How do you parse input?

ceci nest pas une pipeOver the years I've written hundreds of small scripts and apps for various tasks I need doing. Although these are often quite useful, I rarely release or share them.

I'm not some kind of horrible code miser, mind you, it's just that my scripts are always hacked together in such a way that they work for my specific input data only.

Recently I've realised that the main hurdle in writing more generic utilities is the way I'm parsing input: once I've got the input data in the correct format the rest of my code is clean and robust.
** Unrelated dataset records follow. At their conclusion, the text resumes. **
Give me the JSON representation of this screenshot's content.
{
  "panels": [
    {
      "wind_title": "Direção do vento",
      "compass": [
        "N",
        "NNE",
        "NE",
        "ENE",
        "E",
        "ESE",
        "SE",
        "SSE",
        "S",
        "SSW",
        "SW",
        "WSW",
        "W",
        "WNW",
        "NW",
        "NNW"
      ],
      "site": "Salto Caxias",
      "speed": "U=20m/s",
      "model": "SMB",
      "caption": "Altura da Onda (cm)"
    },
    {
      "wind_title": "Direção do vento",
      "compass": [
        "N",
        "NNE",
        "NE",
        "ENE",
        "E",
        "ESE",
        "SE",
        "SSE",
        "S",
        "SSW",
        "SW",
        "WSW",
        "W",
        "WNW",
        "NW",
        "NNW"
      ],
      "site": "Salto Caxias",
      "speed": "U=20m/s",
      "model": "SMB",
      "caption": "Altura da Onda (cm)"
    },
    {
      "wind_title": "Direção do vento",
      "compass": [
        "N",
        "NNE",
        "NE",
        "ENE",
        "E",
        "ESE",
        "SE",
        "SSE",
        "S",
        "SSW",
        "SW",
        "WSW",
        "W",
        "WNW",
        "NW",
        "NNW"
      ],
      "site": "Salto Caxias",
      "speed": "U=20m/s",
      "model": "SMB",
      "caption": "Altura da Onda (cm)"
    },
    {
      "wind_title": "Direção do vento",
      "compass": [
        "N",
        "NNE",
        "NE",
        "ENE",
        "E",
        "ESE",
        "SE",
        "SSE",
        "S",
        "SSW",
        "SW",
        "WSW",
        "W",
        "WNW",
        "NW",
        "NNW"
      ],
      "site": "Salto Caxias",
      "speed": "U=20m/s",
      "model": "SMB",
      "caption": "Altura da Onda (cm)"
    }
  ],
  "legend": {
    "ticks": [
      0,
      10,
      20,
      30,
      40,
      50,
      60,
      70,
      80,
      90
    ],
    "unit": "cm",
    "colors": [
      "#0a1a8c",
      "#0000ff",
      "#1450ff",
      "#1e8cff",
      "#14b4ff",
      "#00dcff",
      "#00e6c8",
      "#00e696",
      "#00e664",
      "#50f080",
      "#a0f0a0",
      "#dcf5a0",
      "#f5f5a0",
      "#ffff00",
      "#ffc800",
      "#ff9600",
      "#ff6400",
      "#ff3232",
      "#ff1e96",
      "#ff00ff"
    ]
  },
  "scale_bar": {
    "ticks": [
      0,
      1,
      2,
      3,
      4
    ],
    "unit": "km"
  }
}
If the input feed is nice (say, JSON data for a JavaScript project, or space-separated values for a shell script) then it's easy - but the most "hacky" parts of my programs tend to be huge chains of AWKs and GREPs, or convoluted string manipulation functions, or multi-step transformations that could easily be smashed.

As an example: in a recent bash script I used CURL to fetch a m3u playlist. I wanted to extract piece of information from each of the RTSP URL (which contained an ID and a format code). I only wanted the IDs under 10000. Here's a bit that pulls out the IDs and sorts them:

  curl --location | 
  grep rtsp:// | 
  awk 'BEGIN { FS="[=&]+" } ; $4 < 10000 { print $4 }' | 
  sort -g | 

It works, but it's brittle: if something falls down in the middle of the chain, I won't know why. And Worse still, if my requirements change and I want a different set of information then I have to start reverse-engineering it or start from scratch. For this example, I now need to also extract the format code, and find the title field that is contained in the #EXTINF line that precedes the URL. Errm.

So, what's the answer? Is the question I'm asking.

My input parsing is letting down the team - where should I turn? Learn about language parsers and write one for each project? Shut up and keep writing sed-soup? Any suggestions?